Natasha: “I’ve never worked with anyone like that before and was so excited. First thing I learned was how to make a scene real and find something in real life to bring there. And little things, like jiggling your foot. We’ve all learned to keep our feet still.”
Jeff: “I was worried I wasn’t talented enough. I knew Chris [Zinovitch]. He knew what I could do. But from the first time I met Spider, I thought this guy is great. He became like another parent to us. I’ve learned that it is more beneficial to me and the audience to react in the moment and to say my line like it’s for the first time, and not just speak words at each other.”

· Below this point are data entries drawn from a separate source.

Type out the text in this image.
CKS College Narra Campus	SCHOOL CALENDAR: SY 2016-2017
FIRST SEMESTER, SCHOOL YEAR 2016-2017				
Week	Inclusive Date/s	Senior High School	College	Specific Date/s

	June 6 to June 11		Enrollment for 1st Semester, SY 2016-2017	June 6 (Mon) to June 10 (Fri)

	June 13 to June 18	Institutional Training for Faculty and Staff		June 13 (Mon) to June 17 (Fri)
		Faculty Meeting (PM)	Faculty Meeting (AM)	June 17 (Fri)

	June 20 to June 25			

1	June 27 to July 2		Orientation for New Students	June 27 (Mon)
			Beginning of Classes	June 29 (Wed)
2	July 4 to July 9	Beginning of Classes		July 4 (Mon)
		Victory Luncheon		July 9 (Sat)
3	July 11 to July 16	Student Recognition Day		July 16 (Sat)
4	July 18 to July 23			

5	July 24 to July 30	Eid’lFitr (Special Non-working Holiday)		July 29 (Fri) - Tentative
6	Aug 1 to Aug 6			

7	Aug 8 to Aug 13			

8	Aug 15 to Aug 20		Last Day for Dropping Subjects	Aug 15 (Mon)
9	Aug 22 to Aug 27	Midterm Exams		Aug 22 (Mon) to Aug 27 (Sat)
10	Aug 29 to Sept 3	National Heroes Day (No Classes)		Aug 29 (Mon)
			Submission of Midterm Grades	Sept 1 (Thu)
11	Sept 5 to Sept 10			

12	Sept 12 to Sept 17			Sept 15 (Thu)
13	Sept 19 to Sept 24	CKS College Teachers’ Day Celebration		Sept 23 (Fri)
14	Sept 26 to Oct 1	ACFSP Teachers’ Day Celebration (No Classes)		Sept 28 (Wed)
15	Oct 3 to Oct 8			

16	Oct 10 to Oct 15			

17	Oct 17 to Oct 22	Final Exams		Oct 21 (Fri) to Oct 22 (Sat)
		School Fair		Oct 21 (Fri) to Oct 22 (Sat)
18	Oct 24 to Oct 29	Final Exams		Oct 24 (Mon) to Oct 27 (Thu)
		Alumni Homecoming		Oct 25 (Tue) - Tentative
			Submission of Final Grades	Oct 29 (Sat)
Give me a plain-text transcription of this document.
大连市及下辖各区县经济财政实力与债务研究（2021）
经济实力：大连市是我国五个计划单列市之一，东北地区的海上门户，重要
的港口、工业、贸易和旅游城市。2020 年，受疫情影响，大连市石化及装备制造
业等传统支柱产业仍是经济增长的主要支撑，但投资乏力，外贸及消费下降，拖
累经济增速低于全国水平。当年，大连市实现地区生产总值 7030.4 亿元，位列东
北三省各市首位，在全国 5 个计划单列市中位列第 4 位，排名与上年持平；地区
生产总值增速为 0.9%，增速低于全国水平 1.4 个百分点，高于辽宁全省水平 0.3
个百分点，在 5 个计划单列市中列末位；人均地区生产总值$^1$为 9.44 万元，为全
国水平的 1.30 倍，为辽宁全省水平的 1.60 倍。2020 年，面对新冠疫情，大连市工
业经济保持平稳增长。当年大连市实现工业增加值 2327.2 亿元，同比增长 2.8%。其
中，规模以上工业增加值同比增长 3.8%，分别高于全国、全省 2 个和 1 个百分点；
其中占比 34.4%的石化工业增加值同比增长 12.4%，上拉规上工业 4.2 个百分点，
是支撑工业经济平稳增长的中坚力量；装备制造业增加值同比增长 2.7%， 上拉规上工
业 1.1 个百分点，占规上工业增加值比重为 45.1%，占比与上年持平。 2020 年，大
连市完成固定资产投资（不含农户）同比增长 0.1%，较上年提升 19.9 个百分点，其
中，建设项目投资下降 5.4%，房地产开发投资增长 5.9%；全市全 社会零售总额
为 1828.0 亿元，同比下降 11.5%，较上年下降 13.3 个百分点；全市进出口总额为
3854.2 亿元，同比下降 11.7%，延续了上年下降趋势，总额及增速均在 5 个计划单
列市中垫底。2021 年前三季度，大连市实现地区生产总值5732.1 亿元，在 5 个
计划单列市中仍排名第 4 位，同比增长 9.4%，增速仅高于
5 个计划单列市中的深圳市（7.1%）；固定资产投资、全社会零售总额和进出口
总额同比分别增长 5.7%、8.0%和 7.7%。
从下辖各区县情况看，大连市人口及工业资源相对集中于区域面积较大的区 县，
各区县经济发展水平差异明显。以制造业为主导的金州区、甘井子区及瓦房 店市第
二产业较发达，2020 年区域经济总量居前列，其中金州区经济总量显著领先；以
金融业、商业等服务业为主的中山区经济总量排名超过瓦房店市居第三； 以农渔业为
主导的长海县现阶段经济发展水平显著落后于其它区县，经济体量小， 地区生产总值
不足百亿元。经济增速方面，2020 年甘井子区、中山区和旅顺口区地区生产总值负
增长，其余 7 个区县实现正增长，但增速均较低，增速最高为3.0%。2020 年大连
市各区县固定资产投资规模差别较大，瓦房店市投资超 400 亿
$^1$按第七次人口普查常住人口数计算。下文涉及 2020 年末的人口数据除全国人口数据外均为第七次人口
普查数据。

Dillon: “It was interesting and new every time – the same show but always different, always in the moment. I play an abusive character and left rehearsal for two weeks constantly angry, but I worked with Spider on how to disconnect. I didn’t know where the anger was coming from and made it go away. I can shut myself down and forget everything that happened in the last
10 minutes.”
Spider Duncan Christopher: “Dillon plays nine men in the show, a very tall order for character acting with some difficult emotional realities. Differentiation is what I teach, to have fun but leave the drama on stage. Acting is not easy and these kids put in very hard work to achieve this reality.”
Jeff: “I had the same problem as Dillon. I had to disassociate because I’d do the part and then just bawl. Now I get off the stage and I’m fine. I have become adept at listening to everyone on stage and reacting to everyone
on stage.”
Karter: “This was actually not my first time working with a New York director, but I just wanted to give the best performance I could. The main thing I hadn’t had before was the completely new approach to acting – living in the moment and being able to draw yourself in and out and keep repeating it. I can pull from that forever now.”
The interior character is what Christopher wanted to leave behind with his tight, close and grateful cast.
“I hope they become their own directors,” Christopher said. “This is what I wanted to come to do – to show what it means to really act on stage and to bring out truth and reality under imaginary circumstances. In the next show, they will know what to do to bring something to the table.”